By paragraph 2 of her will the testator provided: "I give and bequeath unto Rev. Father Guhl, of St. Alphonsus Church on Kent street, Brooklyn Borough, N.Y. City, or in the event of his death, to his successors as pastor of said Church, the sum of eight hundred (800) Dollars, to be used in saying eight hundred (800) low masses, as follows: two hundred thereof for Henry J. Riley; two hundred thereof for Mary J. McAvoy; two hundred thereof for James A. McAvoy, and two hundred thereof for Jane Riley." The sole question presented is whether this sum of $800 is subject to a transfer tax. The Tax Law (Laws of 1896, chap. 908, art. 10, as amd.) does not specially exempt such a bequest, and the legacy in question seems to me a transfer by will and as such taxable. (See Matter of Gould, 156 N.Y. 423.) I do not see how it can be held that such a provision is for funeral expenses. Certainly the bequest for masses to be said for others than the testator cannot be for the funeral expenses of the testator. So far as the masses to be said for the testator are concerned, it is quite clear that she did not contemplate that the bequest was for her funeral expenses, inasmuch as she provided by the 1st paragraph of her will as follows: "I direct that all my just debts, funeral and testamentary expenses be paid as soon after my decease as may be." (See Matter of Black, 1 Con. 477.) A mass is not peculiarly a part of a funeral service like unto the office for the dead.

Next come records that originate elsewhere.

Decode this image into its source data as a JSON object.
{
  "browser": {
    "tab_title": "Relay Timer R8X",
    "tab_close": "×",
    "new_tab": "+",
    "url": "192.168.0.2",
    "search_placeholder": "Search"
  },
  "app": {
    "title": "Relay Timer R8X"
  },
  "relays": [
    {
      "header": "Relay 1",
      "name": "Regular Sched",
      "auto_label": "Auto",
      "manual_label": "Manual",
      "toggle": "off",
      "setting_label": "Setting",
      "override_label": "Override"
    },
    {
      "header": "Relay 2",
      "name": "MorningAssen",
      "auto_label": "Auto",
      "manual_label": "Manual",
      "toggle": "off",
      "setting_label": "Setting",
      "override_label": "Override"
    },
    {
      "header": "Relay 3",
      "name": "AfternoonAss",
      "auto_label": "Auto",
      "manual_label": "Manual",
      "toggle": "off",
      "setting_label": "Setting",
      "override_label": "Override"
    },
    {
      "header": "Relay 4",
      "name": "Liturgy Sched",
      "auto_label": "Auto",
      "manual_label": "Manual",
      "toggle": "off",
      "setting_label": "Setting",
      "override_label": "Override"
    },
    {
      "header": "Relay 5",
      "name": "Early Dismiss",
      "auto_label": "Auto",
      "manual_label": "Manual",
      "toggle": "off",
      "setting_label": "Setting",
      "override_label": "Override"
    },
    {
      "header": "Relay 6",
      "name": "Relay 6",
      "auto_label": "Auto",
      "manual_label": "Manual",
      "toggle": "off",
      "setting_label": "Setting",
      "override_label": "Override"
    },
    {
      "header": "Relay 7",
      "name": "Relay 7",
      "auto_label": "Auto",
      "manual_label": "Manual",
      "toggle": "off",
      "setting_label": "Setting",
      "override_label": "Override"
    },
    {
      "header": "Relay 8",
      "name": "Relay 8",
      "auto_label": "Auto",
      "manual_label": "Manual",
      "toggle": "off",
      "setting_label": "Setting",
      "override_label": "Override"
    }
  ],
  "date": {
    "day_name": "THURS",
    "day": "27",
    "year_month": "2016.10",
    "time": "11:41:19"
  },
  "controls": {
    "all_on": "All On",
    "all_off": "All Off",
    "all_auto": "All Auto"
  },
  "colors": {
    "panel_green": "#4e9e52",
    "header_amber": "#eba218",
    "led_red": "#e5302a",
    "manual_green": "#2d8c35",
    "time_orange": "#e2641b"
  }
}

It is the sacrament of the Eucharist, and a low mass is one said and not sung. (Cent. Dict.) In the religion of the Holy Roman Church masses are celebrated for the good of those who are dead, but in no sense is a mass so celebrated necessarily a part of the funeral service. I think that the conclusion reached by the learned surrogate in Matter of Black ( supra) was correct.
It follows that the order must be reversed, and the order assessing the tax modified by assessing a tax at the rate of five per cent upon the legacy.
WOODWARD, GAYNOR and RICH, JJ., concurred.
Order of the Surrogate's Court of Kings county reversed, with costs, and order assessing the tax modified by assessing a tax at the rate of five per cent upon the legacy.